Growing up near the Great Lakes in Wisconsin, protecting our freshwater resources was not just a topic of conversation, but a way of life for me and my family. As the daughter of a groundwater geologist and a lawyer who worked on storm water permitting for the state department of natural resources, it was ingrained in me at an early age that living in a unique environment carries a responsibility to protect our lakes, rivers, streams, and waterways. This responsibility means recognizing threats to these resources – such as the giant pipeline system Enbridge is installing, putting the Great Lakes region in jeopardy.

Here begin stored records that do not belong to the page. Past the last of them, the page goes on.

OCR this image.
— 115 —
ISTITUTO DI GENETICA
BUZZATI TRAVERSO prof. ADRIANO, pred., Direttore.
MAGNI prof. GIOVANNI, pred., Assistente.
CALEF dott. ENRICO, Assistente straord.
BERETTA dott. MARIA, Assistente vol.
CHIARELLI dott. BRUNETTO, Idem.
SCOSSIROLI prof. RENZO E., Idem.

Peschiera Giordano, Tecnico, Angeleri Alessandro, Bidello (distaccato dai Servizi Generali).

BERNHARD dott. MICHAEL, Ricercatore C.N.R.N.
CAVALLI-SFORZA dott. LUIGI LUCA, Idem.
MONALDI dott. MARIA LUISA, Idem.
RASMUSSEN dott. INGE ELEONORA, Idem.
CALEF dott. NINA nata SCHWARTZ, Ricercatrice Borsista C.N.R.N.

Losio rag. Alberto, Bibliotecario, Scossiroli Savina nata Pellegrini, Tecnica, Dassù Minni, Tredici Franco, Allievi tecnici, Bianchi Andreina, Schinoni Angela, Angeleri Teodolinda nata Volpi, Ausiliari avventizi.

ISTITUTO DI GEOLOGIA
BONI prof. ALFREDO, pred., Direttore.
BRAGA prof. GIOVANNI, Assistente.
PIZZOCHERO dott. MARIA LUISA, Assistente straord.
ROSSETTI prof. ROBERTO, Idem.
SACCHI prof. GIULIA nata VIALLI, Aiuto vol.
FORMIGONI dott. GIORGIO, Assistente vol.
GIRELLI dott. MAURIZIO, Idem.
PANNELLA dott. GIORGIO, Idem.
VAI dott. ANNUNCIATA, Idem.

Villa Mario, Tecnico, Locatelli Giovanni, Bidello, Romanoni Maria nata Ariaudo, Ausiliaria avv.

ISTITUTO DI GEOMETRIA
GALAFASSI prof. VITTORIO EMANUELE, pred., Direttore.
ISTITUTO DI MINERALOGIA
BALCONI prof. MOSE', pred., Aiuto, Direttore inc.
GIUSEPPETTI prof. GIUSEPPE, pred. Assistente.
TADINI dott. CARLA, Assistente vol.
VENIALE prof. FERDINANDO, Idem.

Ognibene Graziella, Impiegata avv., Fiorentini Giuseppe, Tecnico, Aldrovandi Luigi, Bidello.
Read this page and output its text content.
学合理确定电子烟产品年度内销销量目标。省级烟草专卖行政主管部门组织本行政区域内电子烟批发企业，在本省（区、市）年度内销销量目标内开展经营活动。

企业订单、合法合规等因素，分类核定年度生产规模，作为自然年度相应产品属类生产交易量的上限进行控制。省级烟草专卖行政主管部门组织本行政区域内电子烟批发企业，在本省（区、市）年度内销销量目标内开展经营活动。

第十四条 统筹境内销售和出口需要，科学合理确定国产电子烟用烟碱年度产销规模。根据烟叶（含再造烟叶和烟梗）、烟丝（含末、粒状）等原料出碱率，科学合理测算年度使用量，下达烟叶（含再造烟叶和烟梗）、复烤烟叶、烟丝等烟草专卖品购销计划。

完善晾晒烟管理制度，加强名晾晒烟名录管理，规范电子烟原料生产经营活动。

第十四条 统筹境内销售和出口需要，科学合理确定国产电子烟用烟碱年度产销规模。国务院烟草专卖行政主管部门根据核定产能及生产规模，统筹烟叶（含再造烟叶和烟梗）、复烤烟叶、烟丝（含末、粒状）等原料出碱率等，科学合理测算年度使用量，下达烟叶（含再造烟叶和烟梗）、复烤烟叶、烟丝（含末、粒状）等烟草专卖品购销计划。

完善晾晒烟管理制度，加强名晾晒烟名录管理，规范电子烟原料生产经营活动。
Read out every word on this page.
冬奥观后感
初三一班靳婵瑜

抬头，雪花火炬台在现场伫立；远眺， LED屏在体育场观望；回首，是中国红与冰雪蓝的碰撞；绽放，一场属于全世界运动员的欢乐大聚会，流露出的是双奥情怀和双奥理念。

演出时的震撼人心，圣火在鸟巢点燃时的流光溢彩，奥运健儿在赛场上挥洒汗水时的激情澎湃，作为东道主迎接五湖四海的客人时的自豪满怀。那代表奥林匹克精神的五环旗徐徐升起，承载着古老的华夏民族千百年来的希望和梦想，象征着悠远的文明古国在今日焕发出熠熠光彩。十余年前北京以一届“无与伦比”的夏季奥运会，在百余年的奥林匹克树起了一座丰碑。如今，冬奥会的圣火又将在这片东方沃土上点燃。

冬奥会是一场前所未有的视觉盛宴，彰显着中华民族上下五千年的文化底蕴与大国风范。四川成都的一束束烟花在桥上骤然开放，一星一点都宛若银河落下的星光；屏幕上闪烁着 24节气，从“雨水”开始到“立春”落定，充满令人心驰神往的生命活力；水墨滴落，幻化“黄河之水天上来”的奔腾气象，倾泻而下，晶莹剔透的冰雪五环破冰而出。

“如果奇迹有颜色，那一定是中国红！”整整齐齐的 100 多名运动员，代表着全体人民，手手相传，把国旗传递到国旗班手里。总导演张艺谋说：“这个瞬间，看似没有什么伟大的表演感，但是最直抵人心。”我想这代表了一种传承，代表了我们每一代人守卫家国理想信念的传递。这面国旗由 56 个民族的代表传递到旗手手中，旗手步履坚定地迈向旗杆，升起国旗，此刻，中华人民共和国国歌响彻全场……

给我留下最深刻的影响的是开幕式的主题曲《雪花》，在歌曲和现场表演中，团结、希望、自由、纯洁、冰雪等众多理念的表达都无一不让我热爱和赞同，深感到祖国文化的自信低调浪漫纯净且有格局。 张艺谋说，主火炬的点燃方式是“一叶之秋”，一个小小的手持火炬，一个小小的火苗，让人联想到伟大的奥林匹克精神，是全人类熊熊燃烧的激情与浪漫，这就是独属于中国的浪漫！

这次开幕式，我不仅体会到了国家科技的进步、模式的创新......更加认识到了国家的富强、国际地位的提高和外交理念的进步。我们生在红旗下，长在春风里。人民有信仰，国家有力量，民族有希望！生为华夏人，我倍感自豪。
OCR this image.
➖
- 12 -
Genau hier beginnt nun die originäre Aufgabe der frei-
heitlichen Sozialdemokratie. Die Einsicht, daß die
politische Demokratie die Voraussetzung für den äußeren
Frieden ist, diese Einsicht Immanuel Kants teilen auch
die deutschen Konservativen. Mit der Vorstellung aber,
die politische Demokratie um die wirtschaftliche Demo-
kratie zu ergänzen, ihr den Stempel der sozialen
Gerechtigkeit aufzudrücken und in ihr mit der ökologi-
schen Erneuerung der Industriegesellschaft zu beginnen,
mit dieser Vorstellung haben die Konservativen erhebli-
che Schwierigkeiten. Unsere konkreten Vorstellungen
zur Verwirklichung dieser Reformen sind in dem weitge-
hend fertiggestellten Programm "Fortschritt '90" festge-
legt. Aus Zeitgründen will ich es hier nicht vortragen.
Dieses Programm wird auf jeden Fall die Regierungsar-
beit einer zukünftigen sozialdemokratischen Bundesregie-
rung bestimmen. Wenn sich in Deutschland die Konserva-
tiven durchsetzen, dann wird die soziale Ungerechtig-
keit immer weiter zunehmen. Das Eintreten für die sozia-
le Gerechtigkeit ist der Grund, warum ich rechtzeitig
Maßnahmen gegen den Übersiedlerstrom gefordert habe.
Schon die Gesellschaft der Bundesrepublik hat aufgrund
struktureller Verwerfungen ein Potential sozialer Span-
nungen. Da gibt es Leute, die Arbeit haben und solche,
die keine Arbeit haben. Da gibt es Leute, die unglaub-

Enbridge Over Troubled Water – The Enbridge GXL System’s Threat to the Great Lakes details the risks Enbridge’s pipelines poses to the Great Lakes region. This system puts water and communities in the pipeline networks’ path at risk, but also poses threats upstream at the point of extraction, the Athabascan region of Alberta, Canada, where the syncrude from destructive tar sands mining is found.
Enbridge is the world’s largest transporter of carbon disruptive tar sands oil (about 20% more carbon polluting than non-tar sands oil on a well to wheel basis), and it is actively seeking ways to circumvent public review processes in order to more than double the amount of nearly impossible to clean up tar sands oil flowing under and near the Great Lakes and other waterways throughout the region.
Among the major pipeline companies, Enbridge has one of the worst safety records and was responsible for upwards of 800 spills from its pipelines between 1999 and 2010, dumping 6.8 million gallons of oil. Among those spills is the July 2010 Kalamazoo River disaster in Michigan, which was the largest inland pipeline disaster in U.S. history, and caused the National Transportation Safety Board to label Enbridge incompetent for its role.
In a recent study, the National Academy of Science confirmed the extreme risks of tar sands, finding that when transported as largely unrefined diluted bitumen, as is this case with Enbridge’s pipelines, it’s spills are nearly impossible to clean up.
People across the region are joining together to call for an end to these dirty pipeline expansions and cleaner transportation options. In June of 2015, more than 5,000 people took to the streets for the Tar Sands Resistance March, a demonstration calling on the Obama Administration, governors in the Great Lakes region, and other decision makers to put a stop to the Enbridge pipeline system expansion. These efforts continue as hundreds turn out across the region to comment and testify before local Public Utilities Commissions and at local meetings. This growing movement will not stop until Enbridge’s dirty oil and tar sands pipelines are no longer threatening our way of life and precious water resources.
In November 2015, President Obama rightly rejected the Keystone XL tar sands pipeline. Similarly, the Enbridge GXL tar sands expansion must be stopped. The Great Lakes region does not need, nor does it want this 1.1. million barrel per day – substantially more oil than was proposed for the rejected Keystone XL -- pipeline.
In order to meet the carbon reduction goals laid out by world leaders in Paris, and in order to protect the Great Lakes region’s water resources and people, we need to keep tar sands and other dirty oil in the ground where it belongs.